Il giornalista Peter van Kempen ha testimoniato: “Ho avuto l’impressione di trovarmi di fronte ad una donna spiritualmente grande e forte, che non sembrava venire a noi da un campo di prigionieri. Abbiamo parlato per 20 minuti. la prima cosa che la Serva di Dio mi domandò fu se le avessimo portato un abito… Mi disse che avrebbe sempre portato il suo abito di Carmelitana. Disse anche che nel campo si poteva pregare… Era contenta di pregare e di poter allo stesso tempo fare anche qualcosa per i compagni di prigionia. Parlò di donne che si trovavano disorientate con i loro bambini e delle quali doveva prendersi cura… Durante la conversazione ho fumato una sigaretta. le chiesi se ne voleva una anche lei. Mi rispose che lo aveva fatto un tempo e che un tempo aveva pure ballato“.

 

 

Tra tutti gli altri deportati suo Teresa Benedetta attirava l’attenzione per la sua calma e il suo abbandono. Le urla e la confusione nel campo erano indescrivibili. Lei andava qua e là tra le donne consolando, aiutando e calmando come un angelo. Molte madri, vicine ormai alla follia, non si occupavano più dei loro bambini e guardavano davanti a sé con ottusa disperazione. Lei li lavava, li pettinava, e curava“.

Confidò ad un compagno di prigionia: “Non avrei mai immaginato che gli uomini potessero essere così… e che le mie sorelle e i miei fratelli ebrei dovessero soffrire tanto… Ora io prego per loro. Ascolterà Dio la mia preghiera? Certamente ascolterà il mio lamento“.

 

All’alba del 7 agosto parte un carico di 987 ebrei in direzione Auschwitz.

Fu il giorno 9 agosto nel quale Suor Teresa Benedetta della Croce, assieme a sua sorella Rosa ed a molti altri del suo popolo, morì nelle camere a gas di Auschwitz.

 

“Non mi è mai piaciuto pensare che la misericordia di Dio

si fermi ai confini della Chiesa visibile.

Dio è la verità. Chi cerca la verità cerca Dio, che lo sappia o no”.

“Avevo già cambiato completamente il mio atteggiamento nei confronti degli altri e di me stessa. Non mi importava più avere ragione e sottomettere a ogni costo l’avversario. Anche se avevo ancora una percezione acuta per le debolezze degli altri, non la usavo più per colpire il loro punto debole, bensì per proteggerle. Avevo imparato che molto raramente si corregge una persona dicendole la verità: questo può verificarsi solo se le persone stesse hanno il serio desiderio di migliorarsi e se danno lo stesso spazio e il diritto alla critica.

 

Perciò nelle discussioni era più importante conoscere le persone”.

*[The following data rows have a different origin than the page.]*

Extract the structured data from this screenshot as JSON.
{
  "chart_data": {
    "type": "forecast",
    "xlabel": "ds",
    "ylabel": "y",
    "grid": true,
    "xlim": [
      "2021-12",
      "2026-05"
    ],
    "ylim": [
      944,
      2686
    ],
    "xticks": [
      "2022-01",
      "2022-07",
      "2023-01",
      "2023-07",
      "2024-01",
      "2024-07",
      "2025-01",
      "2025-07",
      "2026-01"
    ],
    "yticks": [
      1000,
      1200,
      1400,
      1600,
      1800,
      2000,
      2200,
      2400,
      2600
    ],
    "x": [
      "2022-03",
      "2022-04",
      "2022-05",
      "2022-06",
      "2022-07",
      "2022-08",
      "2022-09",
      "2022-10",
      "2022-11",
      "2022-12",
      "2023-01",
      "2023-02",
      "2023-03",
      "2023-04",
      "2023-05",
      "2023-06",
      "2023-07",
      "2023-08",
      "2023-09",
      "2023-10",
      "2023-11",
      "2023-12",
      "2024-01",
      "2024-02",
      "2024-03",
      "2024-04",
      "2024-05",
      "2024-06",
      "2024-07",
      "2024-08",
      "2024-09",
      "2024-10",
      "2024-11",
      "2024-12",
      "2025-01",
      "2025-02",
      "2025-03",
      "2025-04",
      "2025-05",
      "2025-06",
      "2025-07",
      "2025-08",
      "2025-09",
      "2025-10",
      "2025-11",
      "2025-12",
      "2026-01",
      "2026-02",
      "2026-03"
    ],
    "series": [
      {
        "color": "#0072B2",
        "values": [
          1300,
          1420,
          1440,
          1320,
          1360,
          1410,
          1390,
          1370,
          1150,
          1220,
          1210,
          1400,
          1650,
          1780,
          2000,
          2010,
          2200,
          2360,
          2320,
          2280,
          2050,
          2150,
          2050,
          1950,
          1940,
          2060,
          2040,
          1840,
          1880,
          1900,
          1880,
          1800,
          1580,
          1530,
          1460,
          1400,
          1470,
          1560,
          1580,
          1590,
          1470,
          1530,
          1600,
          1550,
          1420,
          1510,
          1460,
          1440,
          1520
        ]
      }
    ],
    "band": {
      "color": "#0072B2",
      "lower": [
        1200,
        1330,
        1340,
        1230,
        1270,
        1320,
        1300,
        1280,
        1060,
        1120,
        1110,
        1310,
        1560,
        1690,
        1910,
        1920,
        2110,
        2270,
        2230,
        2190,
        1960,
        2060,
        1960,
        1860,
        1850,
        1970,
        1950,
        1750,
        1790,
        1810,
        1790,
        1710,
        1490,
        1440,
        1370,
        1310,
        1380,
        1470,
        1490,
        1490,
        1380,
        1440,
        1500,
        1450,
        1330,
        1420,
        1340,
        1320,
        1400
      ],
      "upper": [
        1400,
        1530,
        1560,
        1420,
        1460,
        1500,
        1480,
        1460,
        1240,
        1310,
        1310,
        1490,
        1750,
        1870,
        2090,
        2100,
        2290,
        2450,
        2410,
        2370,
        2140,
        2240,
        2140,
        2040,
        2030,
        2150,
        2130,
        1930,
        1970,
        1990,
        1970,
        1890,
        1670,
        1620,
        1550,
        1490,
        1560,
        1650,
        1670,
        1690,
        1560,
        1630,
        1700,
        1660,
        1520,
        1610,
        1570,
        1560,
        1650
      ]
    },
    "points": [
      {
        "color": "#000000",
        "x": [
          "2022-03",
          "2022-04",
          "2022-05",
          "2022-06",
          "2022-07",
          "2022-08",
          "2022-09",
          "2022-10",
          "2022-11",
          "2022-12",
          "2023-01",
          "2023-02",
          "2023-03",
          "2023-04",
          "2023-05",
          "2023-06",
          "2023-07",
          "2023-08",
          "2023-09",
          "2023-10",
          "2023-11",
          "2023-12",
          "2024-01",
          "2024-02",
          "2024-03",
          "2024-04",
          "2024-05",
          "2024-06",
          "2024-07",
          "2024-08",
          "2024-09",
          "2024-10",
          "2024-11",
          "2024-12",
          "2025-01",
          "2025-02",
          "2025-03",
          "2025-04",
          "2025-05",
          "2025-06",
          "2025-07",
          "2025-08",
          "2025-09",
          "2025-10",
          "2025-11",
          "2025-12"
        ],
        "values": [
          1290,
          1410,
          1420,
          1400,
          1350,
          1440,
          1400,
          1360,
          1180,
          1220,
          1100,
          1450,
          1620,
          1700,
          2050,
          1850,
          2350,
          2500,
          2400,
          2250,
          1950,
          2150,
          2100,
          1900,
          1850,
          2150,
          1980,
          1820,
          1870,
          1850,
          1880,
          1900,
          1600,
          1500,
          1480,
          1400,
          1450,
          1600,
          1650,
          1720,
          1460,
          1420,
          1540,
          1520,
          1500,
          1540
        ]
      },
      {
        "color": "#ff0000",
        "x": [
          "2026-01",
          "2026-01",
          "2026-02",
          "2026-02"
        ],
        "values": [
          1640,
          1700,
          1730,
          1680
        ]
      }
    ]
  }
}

Nel tempo immediatamente prima della mia conversione e per un certo periodo dopo di essa, sono stata del parere che condurre una vita spirituale significava tralasciare tutte le cose terrene e vivere soltanto pensando alle cose divine. A poco a poco ho imparato a comprendere che in questo mondo ci viene chiesto altro da noi e che pur nella vita più contemplativa il legame con il mondo non deve essere interrotto. Anzi credo che quanto più profondamente una persona è attratta da Dio, tanto più in questo senso deve uscire da se stessa, cioè entrare nel mondo per portarvi la vita divina “.

La sete di verità era la mia unica preghiera.